When I die will I turn into a cloud?
I have died so many times by ideas;
from both books and experience came fears
relative to what consciousness allowed,
that mind of a moment that wears a shroud
of time and distractedness that life sears
but does and did provide insights of tears
between which troubles and strange-steered loves crowd.

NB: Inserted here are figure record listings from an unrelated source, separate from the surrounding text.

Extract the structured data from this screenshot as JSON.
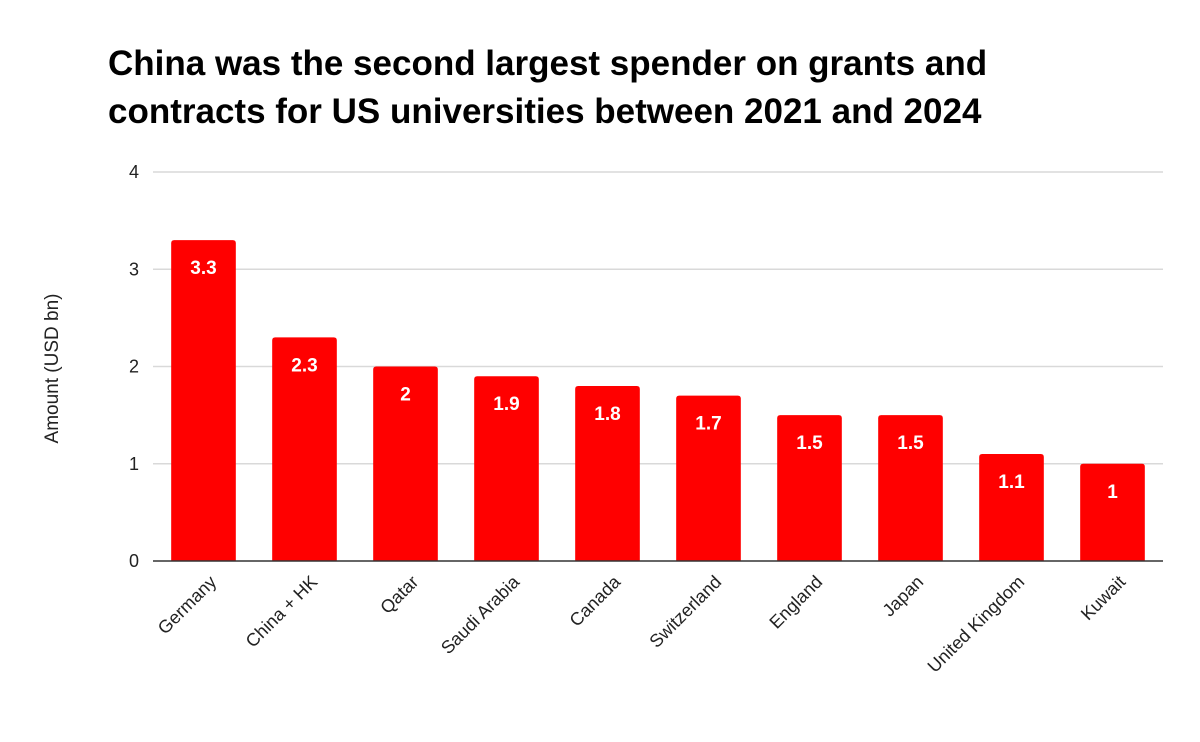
{
  "chart_data": {
    "type": "bar",
    "title_lines": [
      "China was the second largest spender on grants and",
      "contracts for US universities between 2021 and 2024"
    ],
    "xlabel": "",
    "ylabel": "Amount (USD bn)",
    "ylim": [
      0,
      4
    ],
    "yticks": [
      0,
      1,
      2,
      3,
      4
    ],
    "grid": true,
    "legend": "none",
    "categories": [
      "Germany",
      "China + HK",
      "Qatar",
      "Saudi Arabia",
      "Canada",
      "Switzerland",
      "England",
      "Japan",
      "United Kingdom",
      "Kuwait"
    ],
    "values": [
      3.3,
      2.3,
      2,
      1.9,
      1.8,
      1.7,
      1.5,
      1.5,
      1.1,
      1
    ],
    "data_labels": [
      "3.3",
      "2.3",
      "2",
      "1.9",
      "1.8",
      "1.7",
      "1.5",
      "1.5",
      "1.1",
      "1"
    ],
    "colors": {
      "bar": "#ff0000",
      "grid": "#d9d9d9",
      "axis": "#333333",
      "data_label": "#ffffff"
    }
  }
}
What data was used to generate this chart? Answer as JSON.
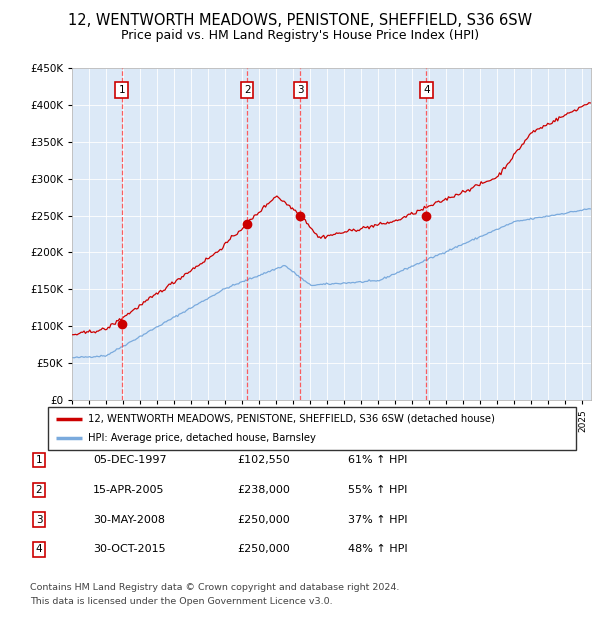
{
  "title": "12, WENTWORTH MEADOWS, PENISTONE, SHEFFIELD, S36 6SW",
  "subtitle": "Price paid vs. HM Land Registry's House Price Index (HPI)",
  "legend_label_red": "12, WENTWORTH MEADOWS, PENISTONE, SHEFFIELD, S36 6SW (detached house)",
  "legend_label_blue": "HPI: Average price, detached house, Barnsley",
  "footnote1": "Contains HM Land Registry data © Crown copyright and database right 2024.",
  "footnote2": "This data is licensed under the Open Government Licence v3.0.",
  "sales": [
    {
      "num": 1,
      "date_str": "05-DEC-1997",
      "date_dec": 1997.92,
      "price": 102550,
      "pct": "61% ↑ HPI"
    },
    {
      "num": 2,
      "date_str": "15-APR-2005",
      "date_dec": 2005.29,
      "price": 238000,
      "pct": "55% ↑ HPI"
    },
    {
      "num": 3,
      "date_str": "30-MAY-2008",
      "date_dec": 2008.42,
      "price": 250000,
      "pct": "37% ↑ HPI"
    },
    {
      "num": 4,
      "date_str": "30-OCT-2015",
      "date_dec": 2015.83,
      "price": 250000,
      "pct": "48% ↑ HPI"
    }
  ],
  "ylim": [
    0,
    450000
  ],
  "xlim_start": 1995.0,
  "xlim_end": 2025.5,
  "bg_color": "#dce9f7",
  "red_line_color": "#cc0000",
  "blue_line_color": "#7aaadd",
  "marker_color": "#cc0000",
  "vline_color": "#ff4444",
  "box_color": "#cc0000",
  "title_fontsize": 10.5,
  "subtitle_fontsize": 9
}
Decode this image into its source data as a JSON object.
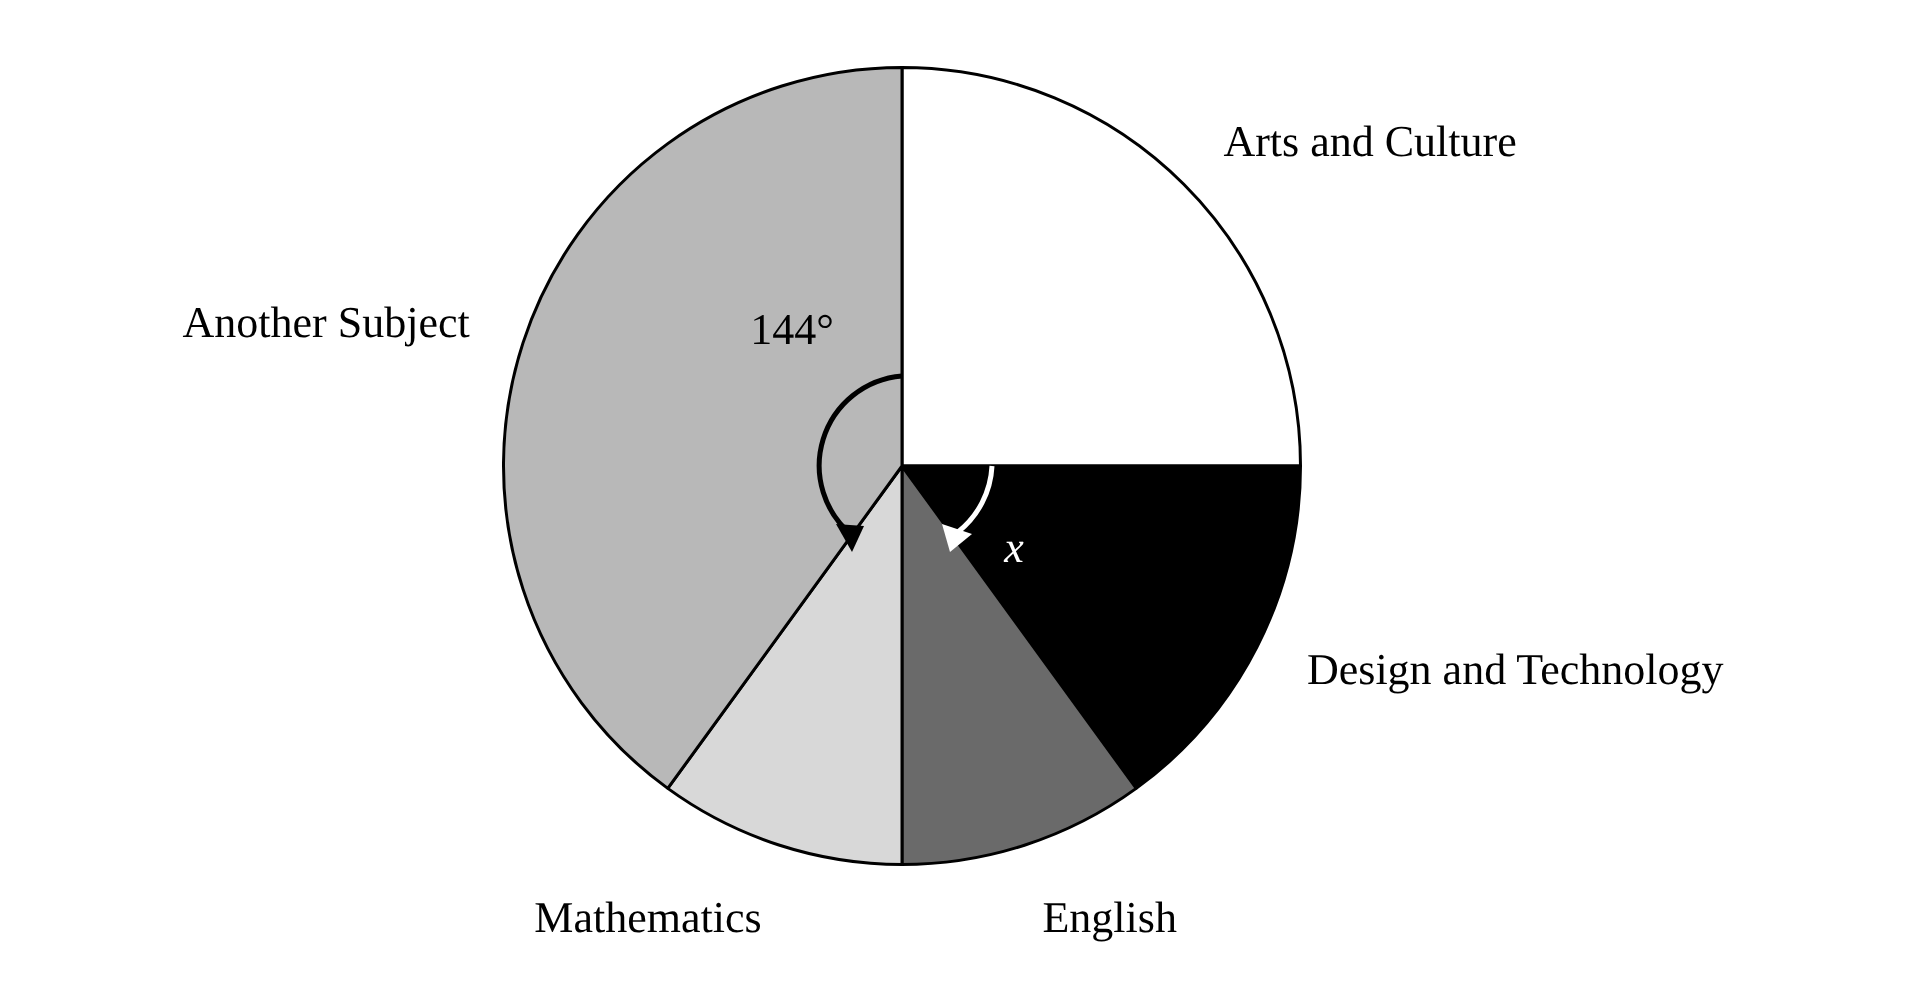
{
  "chart_data": {
    "type": "pie",
    "categories": [
      "Arts and Culture",
      "Design and Technology",
      "English",
      "Mathematics",
      "Another Subject"
    ],
    "values": [
      25,
      15,
      10,
      10,
      40
    ],
    "colors": [
      "#ffffff",
      "#000000",
      "#6a6a6a",
      "#d8d8d8",
      "#b8b8b8"
    ],
    "annotations": [
      "144°",
      "x"
    ],
    "legend": false
  }
}
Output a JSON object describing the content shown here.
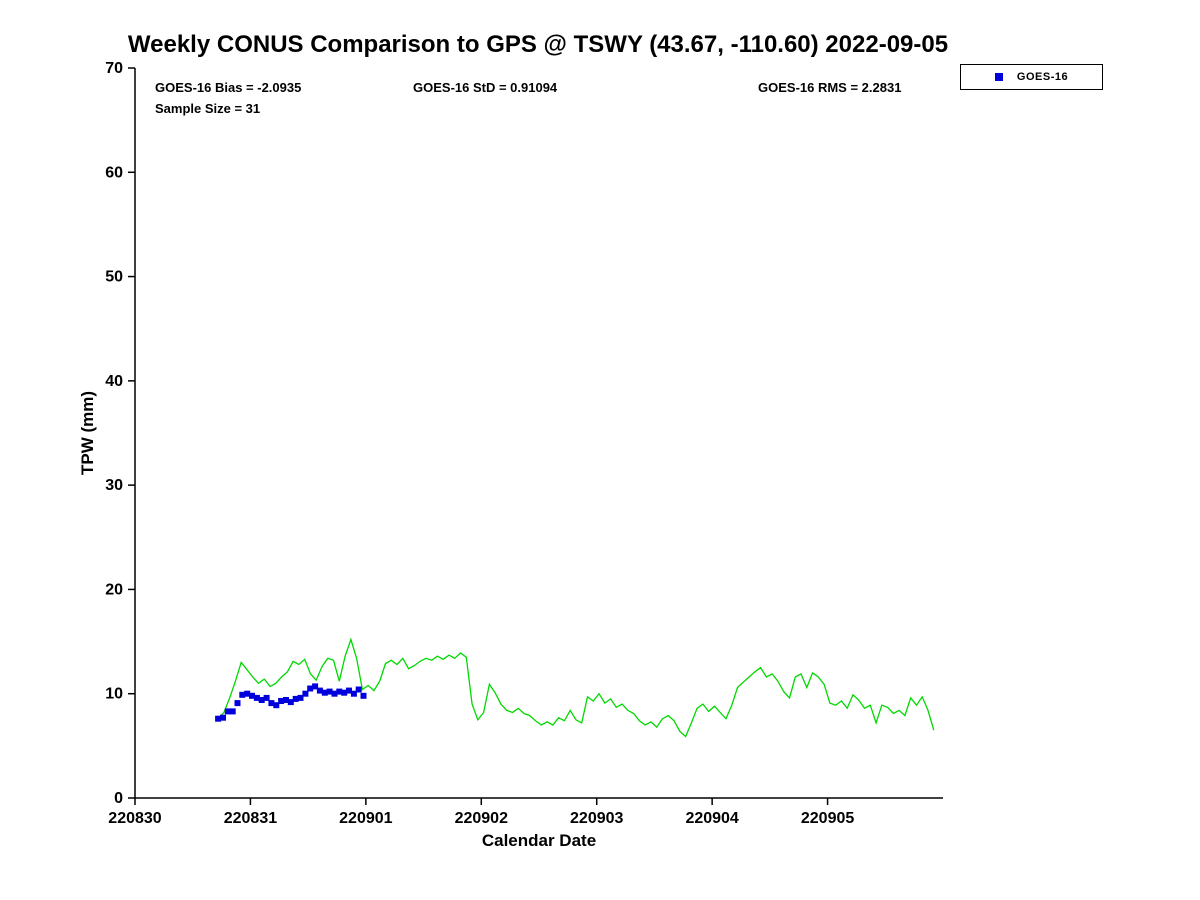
{
  "chart_data": {
    "type": "line",
    "title": "Weekly CONUS Comparison to GPS @ TSWY (43.67, -110.60) 2022-09-05",
    "xlabel": "Calendar Date",
    "ylabel": "TPW (mm)",
    "xlim": [
      0,
      7
    ],
    "ylim": [
      0,
      70
    ],
    "grid": false,
    "xticks": [
      0,
      1,
      2,
      3,
      4,
      5,
      6
    ],
    "xtick_labels": [
      "220830",
      "220831",
      "220901",
      "220902",
      "220903",
      "220904",
      "220905"
    ],
    "yticks": [
      0,
      10,
      20,
      30,
      40,
      50,
      60,
      70
    ],
    "annotations": [
      "GOES-16 Bias = -2.0935",
      "GOES-16 StD = 0.91094",
      "GOES-16 RMS = 2.2831",
      "Sample Size = 31"
    ],
    "stats": {
      "bias": -2.0935,
      "std": 0.91094,
      "rms": 2.2831,
      "sample_size": 31
    },
    "legend": {
      "position": "top-right",
      "entries": [
        {
          "label": "GOES-16",
          "color": "#0000dd",
          "marker": "square"
        }
      ]
    },
    "series": [
      {
        "name": "GPS",
        "type": "line",
        "color": "#00d900",
        "x_start": 0.72,
        "x_step": 0.05,
        "values": [
          7.6,
          8.2,
          9.6,
          11.2,
          13.0,
          12.3,
          11.6,
          11.0,
          11.4,
          10.7,
          11.0,
          11.6,
          12.1,
          13.1,
          12.8,
          13.3,
          11.9,
          11.3,
          12.6,
          13.4,
          13.2,
          11.2,
          13.6,
          15.2,
          13.4,
          10.4,
          10.8,
          10.3,
          11.2,
          12.9,
          13.2,
          12.8,
          13.4,
          12.4,
          12.7,
          13.1,
          13.4,
          13.2,
          13.6,
          13.3,
          13.7,
          13.4,
          13.9,
          13.5,
          9.0,
          7.5,
          8.2,
          10.9,
          10.1,
          9.0,
          8.4,
          8.2,
          8.6,
          8.1,
          7.9,
          7.4,
          7.0,
          7.3,
          7.0,
          7.7,
          7.4,
          8.4,
          7.5,
          7.2,
          9.7,
          9.3,
          10.0,
          9.1,
          9.5,
          8.7,
          9.0,
          8.4,
          8.1,
          7.4,
          7.0,
          7.3,
          6.8,
          7.6,
          7.9,
          7.4,
          6.4,
          5.9,
          7.2,
          8.6,
          9.0,
          8.3,
          8.8,
          8.2,
          7.6,
          8.9,
          10.6,
          11.1,
          11.6,
          12.1,
          12.5,
          11.6,
          11.9,
          11.2,
          10.2,
          9.6,
          11.6,
          11.9,
          10.6,
          12.0,
          11.6,
          10.9,
          9.1,
          8.9,
          9.3,
          8.6,
          9.9,
          9.4,
          8.6,
          8.9,
          7.2,
          8.9,
          8.7,
          8.1,
          8.4,
          7.9,
          9.6,
          8.9,
          9.7,
          8.4,
          6.5
        ]
      },
      {
        "name": "GOES-16",
        "type": "scatter",
        "marker": "square",
        "color": "#0000dd",
        "x_start": 0.72,
        "x_step": 0.042,
        "values": [
          7.6,
          7.7,
          8.3,
          8.3,
          9.1,
          9.9,
          10.0,
          9.8,
          9.6,
          9.4,
          9.6,
          9.1,
          8.9,
          9.3,
          9.4,
          9.2,
          9.5,
          9.6,
          10.0,
          10.5,
          10.7,
          10.3,
          10.1,
          10.2,
          10.0,
          10.2,
          10.1,
          10.3,
          10.0,
          10.4,
          9.8
        ]
      }
    ]
  }
}
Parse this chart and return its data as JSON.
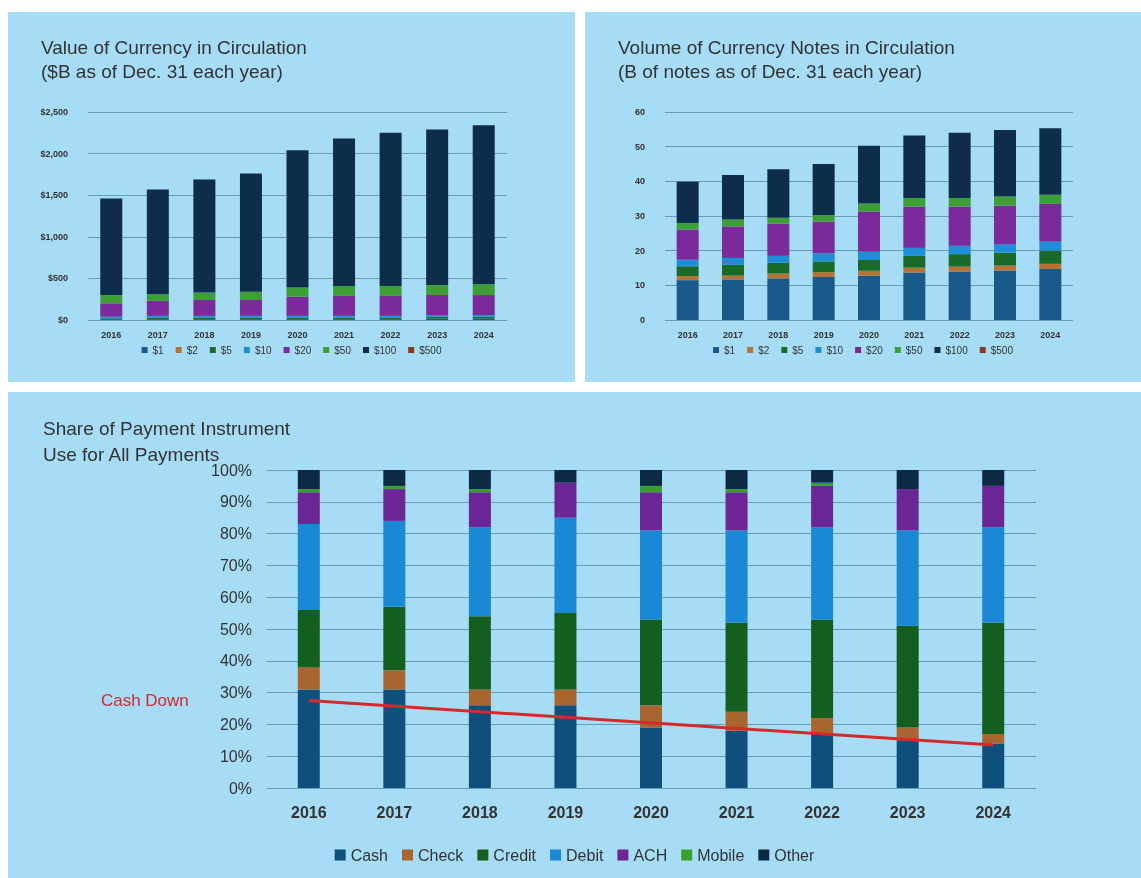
{
  "chart_data": [
    {
      "type": "bar",
      "title": "Value of Currency in Circulation\n($B as of Dec. 31 each year)",
      "stacked": true,
      "grid": "y",
      "legend": "bottom",
      "categories": [
        "2016",
        "2017",
        "2018",
        "2019",
        "2020",
        "2021",
        "2022",
        "2023",
        "2024"
      ],
      "ylim": [
        0,
        2500
      ],
      "yticks": [
        {
          "value": 0,
          "label": "$0"
        },
        {
          "value": 500,
          "label": "$500"
        },
        {
          "value": 1000,
          "label": "$1,000"
        },
        {
          "value": 1500,
          "label": "$1,500"
        },
        {
          "value": 2000,
          "label": "$2,000"
        },
        {
          "value": 2500,
          "label": "$2,500"
        }
      ],
      "series": [
        {
          "name": "$1",
          "color": "#1a5a8a",
          "values": [
            10,
            10,
            10,
            10,
            10,
            10,
            10,
            20,
            20
          ]
        },
        {
          "name": "$2",
          "color": "#b87333",
          "values": [
            0,
            0,
            0,
            0,
            0,
            0,
            0,
            0,
            0
          ]
        },
        {
          "name": "$5",
          "color": "#1a6b2a",
          "values": [
            10,
            20,
            20,
            20,
            20,
            20,
            20,
            20,
            20
          ]
        },
        {
          "name": "$10",
          "color": "#1e8fd6",
          "values": [
            20,
            20,
            20,
            20,
            20,
            20,
            20,
            20,
            20
          ]
        },
        {
          "name": "$20",
          "color": "#7a2a9a",
          "values": [
            160,
            180,
            190,
            190,
            230,
            240,
            240,
            240,
            240
          ]
        },
        {
          "name": "$50",
          "color": "#3c9e34",
          "values": [
            100,
            80,
            90,
            100,
            110,
            120,
            120,
            120,
            130
          ]
        },
        {
          "name": "$100",
          "color": "#0d2d4a",
          "values": [
            1160,
            1260,
            1360,
            1420,
            1650,
            1770,
            1840,
            1870,
            1910
          ]
        },
        {
          "name": "$500",
          "color": "#8b3a1a",
          "values": [
            0,
            0,
            0,
            0,
            0,
            0,
            0,
            0,
            0
          ]
        }
      ]
    },
    {
      "type": "bar",
      "title": "Volume of Currency Notes in Circulation\n(B of notes as of Dec. 31 each year)",
      "stacked": true,
      "grid": "y",
      "legend": "bottom",
      "categories": [
        "2016",
        "2017",
        "2018",
        "2019",
        "2020",
        "2021",
        "2022",
        "2023",
        "2024"
      ],
      "ylim": [
        0,
        60
      ],
      "yticks": [
        0,
        10,
        20,
        30,
        40,
        50,
        60
      ],
      "series": [
        {
          "name": "$1",
          "color": "#1a5a8a",
          "values": [
            11.5,
            11.7,
            12,
            12.4,
            12.8,
            13.7,
            14,
            14.3,
            14.7
          ]
        },
        {
          "name": "$2",
          "color": "#b87333",
          "values": [
            1.2,
            1.1,
            1.4,
            1.4,
            1.4,
            1.4,
            1.4,
            1.4,
            1.5
          ]
        },
        {
          "name": "$5",
          "color": "#1a6b2a",
          "values": [
            2.8,
            3.1,
            3.1,
            3.1,
            3.1,
            3.4,
            3.6,
            3.7,
            3.8
          ]
        },
        {
          "name": "$10",
          "color": "#1e8fd6",
          "values": [
            1.9,
            2,
            2,
            2.3,
            2.4,
            2.3,
            2.4,
            2.4,
            2.6
          ]
        },
        {
          "name": "$20",
          "color": "#7a2a9a",
          "values": [
            8.7,
            9.1,
            9.3,
            9.2,
            11.6,
            11.9,
            11.3,
            11.2,
            10.9
          ]
        },
        {
          "name": "$50",
          "color": "#3c9e34",
          "values": [
            1.9,
            2,
            1.7,
            1.9,
            2.3,
            2.5,
            2.5,
            2.6,
            2.6
          ]
        },
        {
          "name": "$100",
          "color": "#0d2d4a",
          "values": [
            11.9,
            12.8,
            14,
            14.7,
            16.7,
            18,
            18.8,
            19.2,
            19.2
          ]
        },
        {
          "name": "$500",
          "color": "#8b3a1a",
          "values": [
            0,
            0,
            0,
            0,
            0,
            0,
            0,
            0,
            0
          ]
        }
      ]
    },
    {
      "type": "bar",
      "title": "Share of Payment Instrument\nUse for All Payments",
      "stacked": true,
      "grid": "y",
      "legend": "bottom",
      "categories": [
        "2016",
        "2017",
        "2018",
        "2019",
        "2020",
        "2021",
        "2022",
        "2023",
        "2024"
      ],
      "ylim": [
        0,
        100
      ],
      "yticks": [
        {
          "value": 0,
          "label": "0%"
        },
        {
          "value": 10,
          "label": "10%"
        },
        {
          "value": 20,
          "label": "20%"
        },
        {
          "value": 30,
          "label": "30%"
        },
        {
          "value": 40,
          "label": "40%"
        },
        {
          "value": 50,
          "label": "50%"
        },
        {
          "value": 60,
          "label": "60%"
        },
        {
          "value": 70,
          "label": "70%"
        },
        {
          "value": 80,
          "label": "80%"
        },
        {
          "value": 90,
          "label": "90%"
        },
        {
          "value": 100,
          "label": "100%"
        }
      ],
      "series": [
        {
          "name": "Cash",
          "color": "#0f4f7c",
          "values": [
            31,
            31,
            26,
            26,
            19,
            18,
            17,
            15,
            14
          ]
        },
        {
          "name": "Check",
          "color": "#a8662e",
          "values": [
            7,
            6,
            5,
            5,
            7,
            6,
            5,
            4,
            3
          ]
        },
        {
          "name": "Credit",
          "color": "#145e20",
          "values": [
            18,
            20,
            23,
            24,
            27,
            28,
            31,
            32,
            35
          ]
        },
        {
          "name": "Debit",
          "color": "#1a88d4",
          "values": [
            27,
            27,
            28,
            30,
            28,
            29,
            29,
            30,
            30
          ]
        },
        {
          "name": "ACH",
          "color": "#6b2594",
          "values": [
            10,
            10,
            11,
            11,
            12,
            12,
            13,
            13,
            13
          ]
        },
        {
          "name": "Mobile",
          "color": "#3a9e2c",
          "values": [
            1,
            1,
            1,
            0,
            2,
            1,
            1,
            0,
            0
          ]
        },
        {
          "name": "Other",
          "color": "#0d2a45",
          "values": [
            6,
            5,
            6,
            4,
            5,
            6,
            4,
            6,
            5
          ]
        },
        {
          "name": "Cash Down",
          "type": "line",
          "color": "#d42a2a",
          "marker": "none",
          "values": [
            27.5,
            null,
            null,
            null,
            null,
            null,
            null,
            null,
            13.5
          ]
        }
      ]
    }
  ]
}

In the thick moldering of near twilight
when the lively gods turn into statues
and the febrile ecstasy is quite done
it is nice to think of tomorrow’s dawn
which will give light relief to the fatuous…
one will look up at a cloud and sigh, right?
***


Bus Ride

I think of you riding off in the dark…
your face is pressed against the window glass,
which is tinted and dark; then, sitting back,
you curl up, strain to see the things that pass:
first the backs of buildings, then the outskirts,
clumps of trees and brown tables made of cows
and, looking down at the shoulder and thickets,
fireflies flash like sparks. A wood-bone farmhouse—
exposed to the highway, nestled among
the reservoir, the silent barn and waves
of prairie grass where black barbed wire is strung—
makes you wonder at such different lives.

And now I lean against the caf├й wall,
seeing you with the details I recall.